Daniel Haaksman, fondateur du label Man Recordings, a publié un nouvel ouvrage qui retrace l’histoire musicale et sociale de Rio de Janeiro à travers 50 chansons couvrant plus d’un siècle. Intitulé It Began in Ipanema, le livre dépasse l’imagerie carte postale de la ville pour mettre en lumière des titres issus des favelas, de la vie nocturne et des courants politiques souterrains.
Deux décennies de relation avec Rio
Le lien de Haaksman avec la ville a débuté en 2004, lorsqu’un ami lui a rapporté des CD de funk carioca depuis le Brésil. « J’ai été tellement subjugué par cette musique que j’ai décidé de prendre l’avion pour Rio et d’aller la découvrir par moi-même », raconte-t-il. Ce premier séjour a donné naissance à la compilation Rio Baile Funk: Favela Booty Beats. Depuis, il s’est rendu à Rio une vingtaine de fois, a collaboré avec de nombreux artistes carioca et a sorti de nombreux disques de Rio sur Man Recordings. « Musicalement, c’est la ville la plus excitante pour moi ; à chaque visite, je découvre de nouveaux disques et de nouveaux artistes. »
Construire la bande-son d’une ville
Haaksman explique que si des classiques comme « The Girl from Ipanema » et « Chega De Saudade » sont largement connus, il a cherché des chansons qui révèlent des aspects moins visibles de Rio. « Pour éviter les vues de carte postale, je me suis intéressé aux chansons qui dévoilent des facettes de la ville que les classiques ont tendance à occulter », précise-t-il. Il compare la structure du livre à un set de DJ : « Les classiques sont là, mais on ne leur laisse pas tout le travail à eux seuls ; les vraies révélations arrivent souvent dans les disques que personne ne connaissait. »

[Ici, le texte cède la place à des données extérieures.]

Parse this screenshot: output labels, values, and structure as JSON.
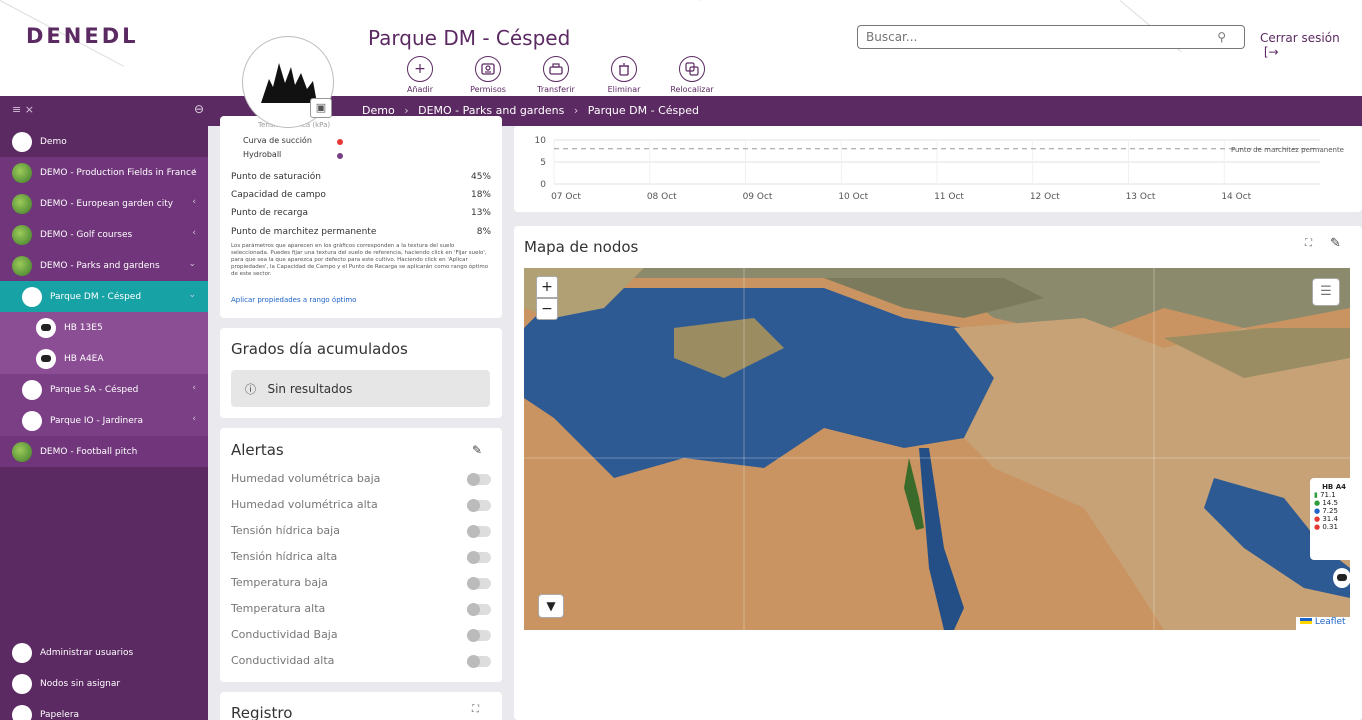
{
  "header": {
    "logo": "DENEDL",
    "title": "Parque DM - Césped",
    "actions": [
      {
        "label": "Añadir",
        "icon": "plus-icon"
      },
      {
        "label": "Permisos",
        "icon": "permissions-icon"
      },
      {
        "label": "Transferir",
        "icon": "transfer-icon"
      },
      {
        "label": "Eliminar",
        "icon": "trash-icon"
      },
      {
        "label": "Relocalizar",
        "icon": "relocate-icon"
      }
    ],
    "search_placeholder": "Buscar...",
    "logout": "Cerrar sesión"
  },
  "breadcrumb": [
    "Demo",
    "DEMO - Parks and gardens",
    "Parque DM - Césped"
  ],
  "sidebar": {
    "items": [
      {
        "label": "Demo",
        "level": 0
      },
      {
        "label": "DEMO - Production Fields in France",
        "level": 1
      },
      {
        "label": "DEMO - European garden city",
        "level": 1
      },
      {
        "label": "DEMO - Golf courses",
        "level": 1
      },
      {
        "label": "DEMO - Parks and gardens",
        "level": 1
      },
      {
        "label": "Parque DM - Césped",
        "level": 2,
        "active": true
      },
      {
        "label": "HB 13E5",
        "level": 3
      },
      {
        "label": "HB A4EA",
        "level": 3
      },
      {
        "label": "Parque SA - Césped",
        "level": 2
      },
      {
        "label": "Parque IO - Jardinera",
        "level": 2
      },
      {
        "label": "DEMO - Football pitch",
        "level": 1
      }
    ],
    "bottom": [
      {
        "label": "Administrar usuarios",
        "icon": "users-icon"
      },
      {
        "label": "Nodos sin asignar",
        "icon": "nodes-icon"
      },
      {
        "label": "Papelera",
        "icon": "trash-icon"
      }
    ]
  },
  "soil": {
    "top_cut": "Tensión hídrica (kPa)",
    "legend": [
      {
        "label": "Curva de succión",
        "color": "#e53935"
      },
      {
        "label": "Hydroball",
        "color": "#7b3f85"
      }
    ],
    "params": [
      {
        "label": "Punto de saturación",
        "value": "45%"
      },
      {
        "label": "Capacidad de campo",
        "value": "18%"
      },
      {
        "label": "Punto de recarga",
        "value": "13%"
      },
      {
        "label": "Punto de marchitez permanente",
        "value": "8%"
      }
    ],
    "note": "Los parámetros que aparecen en los gráficos corresponden a la textura del suelo seleccionada. Puedes fijar una textura del suelo de referencia, haciendo click en 'Fijar suelo', para que sea la que aparezca por defecto para este cultivo. Haciendo click en 'Aplicar propiedades', la Capacidad de Campo y el Punto de Recarga se aplicarán como rango óptimo de este sector.",
    "link": "Aplicar propiedades a rango óptimo"
  },
  "degree_days": {
    "title": "Grados día acumulados",
    "empty": "Sin resultados"
  },
  "alerts": {
    "title": "Alertas",
    "items": [
      "Humedad volumétrica baja",
      "Humedad volumétrica alta",
      "Tensión hídrica baja",
      "Tensión hídrica alta",
      "Temperatura baja",
      "Temperatura alta",
      "Conductividad Baja",
      "Conductividad alta"
    ]
  },
  "registro": {
    "title": "Registro"
  },
  "map": {
    "title": "Mapa de nodos",
    "zoom_in": "+",
    "zoom_out": "−",
    "attribution": "Leaflet",
    "popup": {
      "name": "HB A4",
      "values": [
        "71.1",
        "14.5",
        "7.25",
        "31.4",
        "0.31"
      ]
    }
  },
  "chart_data": {
    "type": "line",
    "x_ticks": [
      "07 Oct",
      "08 Oct",
      "09 Oct",
      "10 Oct",
      "11 Oct",
      "12 Oct",
      "13 Oct",
      "14 Oct"
    ],
    "y_ticks": [
      0,
      5,
      10
    ],
    "reference_line": {
      "label": "Punto de marchitez permanente",
      "value": 8
    },
    "grid": true
  }
}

Parmi ses sélections, il met en avant des titres comme « Sala De Recepção » de Cartola, qui reflète la densité des réseaux sociaux dans la vie des favelas ; « Copacabana Saida » de Junior Mendes, qui capture la liberté de la vie nocturne à Copacabana au début des années 1980 ; et « Santo Amaro » de Quarteto Em Cy, dont les lignes vocales épousent les reliefs géographiques et sociaux d’une favela.
Mettre au jour des histoires cachées
Haaksman souligne plusieurs autres titres qui évitent les clichés de Rio :
- « Eu Sou O Rio » de Black Future : un témoignage de la fin des années 1980 à Rio, lorsque le quartier de Lapa est devenu une zone d’expérimentation de croisements musicaux après que la dictature militaire a desserré son étau.
- « Flamengo » de DJ Edgar : une réinterprétation baile funk de 2007 de l’hymne du club de football Flamengo, déconstruite sur un sampler MPC pour devenir un incontournable des pistes de danse.
- « Barra, Shopping, Gasolina E Celular » d’Ivo Meirelles : une réflexion sur le matérialisme de façade d’une nouvelle classe moyenne apparue dans le quartier de Barra durant le premier mandat présidentiel de Luiz Inácio Lula da Silva.
Pourquoi Ipanema ?
Pour beaucoup de gens hors du Brésil, la première rencontre musicale avec le pays s’est faite à travers « The Girl from Ipanema », l’une des chansons les plus diffusées de l’histoire. « Par la plage d’Ipanema et le son de la bossa nova, la musique brésilienne est entrée dans la conscience mondiale », souligne Haaksman. Le titre du livre, reconnaît-il, est légèrement trompeur : « Pour les gringos, tout a commencé à Ipanema, mais le véritable laboratoire musical de Rio a toujours été et reste les favelas. »
Politique et violence en chanson
Haaksman indique n’avoir abordé qu’ brièvement les complexités politiques de Rio, ayant trouvé peu de chansons offrant aux étrangers un éclairage clair sur la politique locale. Le livre comprend des chapitres sur « Interlúdio Chico Buarque » de Putodiparis, qui traite de la brutalité du trafic de drogue ; « Rap Das Armas » de Cidinho E Doca, qui aborde la violence armée dans les favelas ; et « Rap Do Silva » de MC Bob Rum, qui examine la discrimination contre la culture funk et les dures réalités sociales.